Pots and Pirates

I feel that I must apologise for the lack of scenery. There is plenty of it, and it is amazing, but it has recently been hiding behind clouds and cyclones. The reality is that life goes on, with or without beaches and snow capped mountains. At least the South Island has been much luckier with the sun recently than the poor old North Island.

On this particular Sunday in January the sky was a wonderful dome of blue. We turned our backs on the at-last-visible summit of Mount Hutt, and headed for the Banks Peninsular, named after the naturalist Joseph Banks by Captain Cook. The peninsular sticks out like a craggy thumb from the side of South Island, beside Christchurch, and was formed millions of years ago by volcanic eruptions. It is a maze of bays and coves, and the views from almost anywhere are spectacular. Following Highway 75 to its logical conclusion brings you to the pretty French Heritage harbour town of Akaroa. The French who came in 1840 were whalers, and they left behind a number of huge iron cauldrons which are now arranged artistically along the beautiful harbour front. Happily, the whales and dolphins bring a different income to this coastline now. I wondered if the bossy British ever got put in these pots, and whether they are now kept on display as a warning to tourists. Hubby says not! But a timely reminder of history.

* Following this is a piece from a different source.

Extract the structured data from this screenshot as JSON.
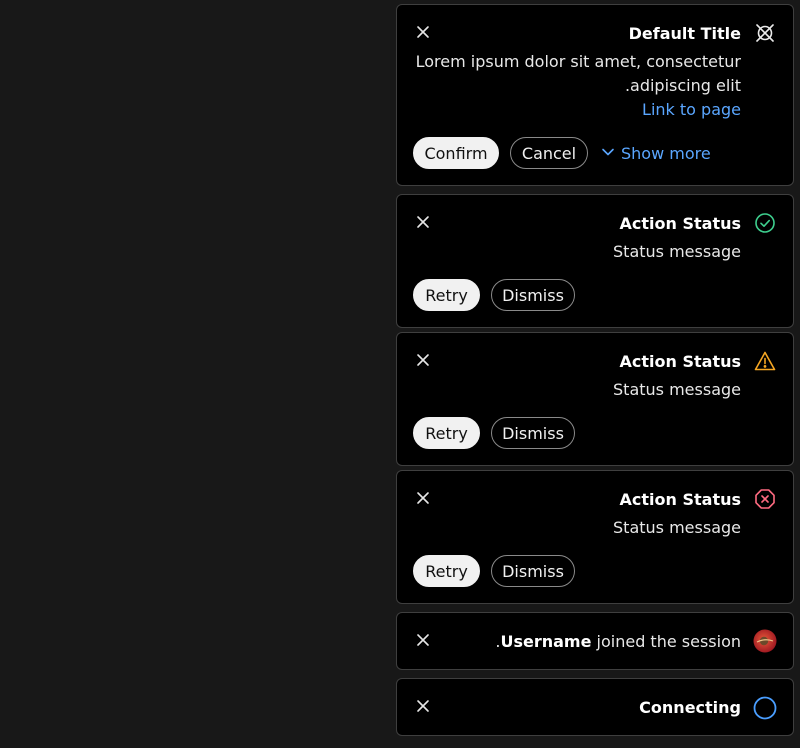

We wandered along in the sunshine, enjoying the sparkling blue water, little wharfs and bobbing white boats, occasionally being given the evil eye by seagulls. At a little coffee shop we ordered coffee and frittata and sat outside. The table next to us became empty, the previous occupants having committed the sin of leaving a few chips on their plates. The pirate gulls had chosen a vantage point on the roof of a parked car and they mobbed the little table, squawking and scattering cutlery. Then they returned to their perch to stalk the next customers (us). I knew that sun hat from The Warehouse would come in handy! Never park outside a café in Akaroa.

Pirate seagull

After a bit more happy wandering, many photos and a brief dive into a shop, (a lot of tutting from Hubby), we left Akaroa behind and meandered back towards Highway 1. On the way we found a little bay at Wainui and sat on a handily placed picnic bench to listen to the waves and admire the blue beyond where the inlet meets the ocean. Behind us the cabbage trees, pampas and blue Agapanthus rustled in the sea breeze and the Bell Bird called. Just a few swimmers on the beach, and a group of black snorkelers bobbing like seals in the shallows. No ice creams or Ferris wheels here. Just New Zealand.